The pair moved to Vancouver in April 1981, lulled by the promise of theatre work and a proper place to live. The two produced and performed “Cute Tricks,” a travelling magic revue, in Vancouver bars and theatres. Artistically, Greg was nearly everything: musician, writer, director, actor. He was also gay. He and Patricia split in 1982, though they wouldn’t formally divorce for another eight years.

Greg contracted HIV sometime in the mid ’80s, though it hardly affected his work. He became a staple of Vancouver’s fringe theatre scene, through which the word of his acting and directing ability began to spread. His theatrical roles included the Sheriff of Nottingham in Robin Hood, Marquis de Sade in Sade, Antonio in The Tempest and Lucifer in Creation. “I think Greg was in touch with darkness,” says long-time friend Richard Cliff. “It was part of his nature not to shy away from it.” In 2006’s Hellenic-era action movie 300, Greg played a hooded Spartan overlord. He played the wandering vagrant Mississippi Gene in 2012’s On The Road, and contributed a song to the film’s soundtrack. He voiced characters in video games such as Assassin’s Creed. He had a recurring role as a vampire on the television series Forever Knight. He wrote several novels. “He was also a hell of a knitter,” Cliff says.

His first love, though, was theatre. He garnered several Montreal English Critics Circle Awards for his work, including a best actor nod for Player’s Advice to Shakespeare and best director for Cat On a Hot Tin Roof.

In the spring of 2004, tired of being out of breath, Greg quit his two-pack-a-day smoking habit. One month later, doctors found a large tumour in his chest, and removed one of his lungs. Again, it hardly affected his work. “People, I’m doing this with one lung!” he belted in 2004, as he and a cast struggled through a rehearsal for Oliver!

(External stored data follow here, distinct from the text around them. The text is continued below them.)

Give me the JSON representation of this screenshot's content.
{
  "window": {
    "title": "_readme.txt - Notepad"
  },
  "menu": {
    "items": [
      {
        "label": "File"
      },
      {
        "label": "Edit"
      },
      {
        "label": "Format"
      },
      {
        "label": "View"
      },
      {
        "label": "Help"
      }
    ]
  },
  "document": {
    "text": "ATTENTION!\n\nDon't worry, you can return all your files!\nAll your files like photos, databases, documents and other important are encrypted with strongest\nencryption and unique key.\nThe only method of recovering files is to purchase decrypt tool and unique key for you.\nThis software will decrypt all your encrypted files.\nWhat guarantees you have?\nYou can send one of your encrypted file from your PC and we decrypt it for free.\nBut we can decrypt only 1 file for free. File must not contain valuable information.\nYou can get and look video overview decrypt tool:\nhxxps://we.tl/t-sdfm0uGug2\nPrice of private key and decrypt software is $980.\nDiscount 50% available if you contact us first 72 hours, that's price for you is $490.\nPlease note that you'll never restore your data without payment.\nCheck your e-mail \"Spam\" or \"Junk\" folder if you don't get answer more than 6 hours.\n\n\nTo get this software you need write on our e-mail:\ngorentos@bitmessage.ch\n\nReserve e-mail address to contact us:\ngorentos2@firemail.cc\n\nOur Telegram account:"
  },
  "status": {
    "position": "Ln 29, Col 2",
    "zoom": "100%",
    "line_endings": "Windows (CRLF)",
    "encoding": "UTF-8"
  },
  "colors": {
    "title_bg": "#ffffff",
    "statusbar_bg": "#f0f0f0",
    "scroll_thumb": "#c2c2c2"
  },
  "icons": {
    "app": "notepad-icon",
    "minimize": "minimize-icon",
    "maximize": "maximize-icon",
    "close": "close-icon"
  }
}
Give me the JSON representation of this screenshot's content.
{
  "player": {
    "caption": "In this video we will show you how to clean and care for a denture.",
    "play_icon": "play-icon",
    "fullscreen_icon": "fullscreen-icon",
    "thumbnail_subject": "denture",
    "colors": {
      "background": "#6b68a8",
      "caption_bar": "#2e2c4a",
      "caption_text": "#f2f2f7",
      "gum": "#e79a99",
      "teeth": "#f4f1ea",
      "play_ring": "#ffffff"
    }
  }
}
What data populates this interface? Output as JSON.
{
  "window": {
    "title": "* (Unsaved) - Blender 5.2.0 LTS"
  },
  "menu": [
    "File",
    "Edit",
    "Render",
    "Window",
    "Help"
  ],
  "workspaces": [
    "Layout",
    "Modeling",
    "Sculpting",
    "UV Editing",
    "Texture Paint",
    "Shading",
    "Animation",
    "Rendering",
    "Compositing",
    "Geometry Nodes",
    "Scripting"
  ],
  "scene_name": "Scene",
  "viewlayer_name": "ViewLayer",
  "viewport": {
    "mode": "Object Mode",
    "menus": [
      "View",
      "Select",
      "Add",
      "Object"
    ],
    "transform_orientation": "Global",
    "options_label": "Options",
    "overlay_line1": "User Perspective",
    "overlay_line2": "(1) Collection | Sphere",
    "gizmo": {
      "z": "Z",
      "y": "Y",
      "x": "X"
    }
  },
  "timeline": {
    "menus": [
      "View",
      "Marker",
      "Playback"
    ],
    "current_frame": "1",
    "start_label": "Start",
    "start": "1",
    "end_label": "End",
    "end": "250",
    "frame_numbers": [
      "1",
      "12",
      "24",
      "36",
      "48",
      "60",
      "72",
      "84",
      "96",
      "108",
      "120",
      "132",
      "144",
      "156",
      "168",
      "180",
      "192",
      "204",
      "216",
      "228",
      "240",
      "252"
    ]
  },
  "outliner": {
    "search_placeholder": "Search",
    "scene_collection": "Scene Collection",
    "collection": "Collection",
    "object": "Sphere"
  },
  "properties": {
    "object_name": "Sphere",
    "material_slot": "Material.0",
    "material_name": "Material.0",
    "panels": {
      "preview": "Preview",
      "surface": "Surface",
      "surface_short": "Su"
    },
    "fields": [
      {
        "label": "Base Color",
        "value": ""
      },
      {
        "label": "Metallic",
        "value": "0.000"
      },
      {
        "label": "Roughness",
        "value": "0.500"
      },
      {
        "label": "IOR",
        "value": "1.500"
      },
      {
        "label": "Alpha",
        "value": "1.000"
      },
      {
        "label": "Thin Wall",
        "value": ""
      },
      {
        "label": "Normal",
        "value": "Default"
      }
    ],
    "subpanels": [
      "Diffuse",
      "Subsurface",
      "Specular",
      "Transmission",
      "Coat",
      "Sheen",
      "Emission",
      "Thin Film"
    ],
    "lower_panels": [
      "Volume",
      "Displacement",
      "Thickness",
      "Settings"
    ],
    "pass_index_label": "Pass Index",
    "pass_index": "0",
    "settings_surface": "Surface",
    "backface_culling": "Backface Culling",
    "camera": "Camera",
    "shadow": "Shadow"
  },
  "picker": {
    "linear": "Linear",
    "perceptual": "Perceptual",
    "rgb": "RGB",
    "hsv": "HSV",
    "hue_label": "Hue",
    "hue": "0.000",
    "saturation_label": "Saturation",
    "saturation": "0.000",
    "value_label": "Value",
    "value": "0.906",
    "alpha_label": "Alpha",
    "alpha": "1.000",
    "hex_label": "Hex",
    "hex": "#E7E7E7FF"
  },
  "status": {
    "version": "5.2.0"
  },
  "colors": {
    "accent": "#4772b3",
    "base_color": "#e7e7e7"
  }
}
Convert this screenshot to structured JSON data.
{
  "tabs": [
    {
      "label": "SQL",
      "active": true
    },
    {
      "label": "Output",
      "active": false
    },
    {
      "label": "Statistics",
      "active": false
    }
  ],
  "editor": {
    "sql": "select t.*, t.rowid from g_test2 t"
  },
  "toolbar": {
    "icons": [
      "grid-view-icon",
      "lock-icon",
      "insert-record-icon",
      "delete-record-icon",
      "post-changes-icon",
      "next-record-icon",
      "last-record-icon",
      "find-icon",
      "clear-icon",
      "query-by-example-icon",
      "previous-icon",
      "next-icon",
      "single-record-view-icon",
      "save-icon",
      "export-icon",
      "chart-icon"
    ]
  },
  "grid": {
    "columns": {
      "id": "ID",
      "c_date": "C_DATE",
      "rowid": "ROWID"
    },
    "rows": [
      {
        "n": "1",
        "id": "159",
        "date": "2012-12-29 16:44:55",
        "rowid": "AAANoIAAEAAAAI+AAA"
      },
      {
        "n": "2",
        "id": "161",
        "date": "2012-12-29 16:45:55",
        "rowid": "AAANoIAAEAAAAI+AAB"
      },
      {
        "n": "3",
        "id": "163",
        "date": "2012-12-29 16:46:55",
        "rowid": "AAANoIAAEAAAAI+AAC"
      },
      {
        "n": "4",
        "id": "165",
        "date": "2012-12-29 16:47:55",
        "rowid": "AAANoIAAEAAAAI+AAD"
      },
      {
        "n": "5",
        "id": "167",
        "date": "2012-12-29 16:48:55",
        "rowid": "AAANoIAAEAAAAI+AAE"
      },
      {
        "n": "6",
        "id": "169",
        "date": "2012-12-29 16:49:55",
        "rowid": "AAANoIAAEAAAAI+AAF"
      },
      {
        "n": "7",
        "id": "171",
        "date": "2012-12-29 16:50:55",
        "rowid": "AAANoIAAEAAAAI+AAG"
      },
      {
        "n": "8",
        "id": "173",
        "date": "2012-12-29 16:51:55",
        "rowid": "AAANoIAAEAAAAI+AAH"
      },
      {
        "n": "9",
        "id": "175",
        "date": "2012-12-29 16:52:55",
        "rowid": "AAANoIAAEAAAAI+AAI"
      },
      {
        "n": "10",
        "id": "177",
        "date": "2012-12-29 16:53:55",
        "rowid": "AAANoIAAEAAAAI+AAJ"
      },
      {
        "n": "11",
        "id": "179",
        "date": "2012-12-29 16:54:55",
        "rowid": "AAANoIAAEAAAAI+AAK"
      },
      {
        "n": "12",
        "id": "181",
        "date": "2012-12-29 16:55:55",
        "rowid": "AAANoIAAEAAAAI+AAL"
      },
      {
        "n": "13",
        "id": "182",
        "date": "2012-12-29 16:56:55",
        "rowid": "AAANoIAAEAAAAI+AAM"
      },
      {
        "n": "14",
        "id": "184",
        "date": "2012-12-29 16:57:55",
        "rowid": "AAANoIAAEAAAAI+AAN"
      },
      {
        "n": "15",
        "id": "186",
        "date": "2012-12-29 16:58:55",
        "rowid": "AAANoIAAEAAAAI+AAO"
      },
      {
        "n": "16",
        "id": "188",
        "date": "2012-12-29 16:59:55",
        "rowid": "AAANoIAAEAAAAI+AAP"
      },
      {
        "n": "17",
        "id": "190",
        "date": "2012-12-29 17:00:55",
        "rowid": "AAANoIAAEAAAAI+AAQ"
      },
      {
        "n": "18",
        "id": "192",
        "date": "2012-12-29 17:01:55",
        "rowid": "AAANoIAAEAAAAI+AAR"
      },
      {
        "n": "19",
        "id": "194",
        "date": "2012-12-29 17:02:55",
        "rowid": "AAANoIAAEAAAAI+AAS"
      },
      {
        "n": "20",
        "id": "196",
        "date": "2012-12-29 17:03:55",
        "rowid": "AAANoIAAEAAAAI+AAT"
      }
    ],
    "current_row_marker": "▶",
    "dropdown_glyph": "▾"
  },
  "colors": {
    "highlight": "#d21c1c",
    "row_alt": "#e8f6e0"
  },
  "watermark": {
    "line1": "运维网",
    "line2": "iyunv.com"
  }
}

Last year, Greg returned to B.C. to write a stage adaptation of Sherlock Holmes, in which he was set to act at Montreal’s Segal Centre this summer. He was to play Inspector Lestrade, the scheming foil to Inspector Holmes, played by Hollywood actor Jay Baruchel. “He couldn’t have been more self-effacing and collaborative,” says Baruchel of the sometimes-fraught exercise of reading someone else’s work with them. “He wasn’t precious or protective about it. He knew I had to be invested in the character.”

Greg was uncharacteristically late for the first rehearsal of Sherlock Holmes. After 45 minutes, another cast member received a call. Greg had been found dead in his apartment in Montreal’s Plateau district. The cause of his death was not known as of early this week. He was 51.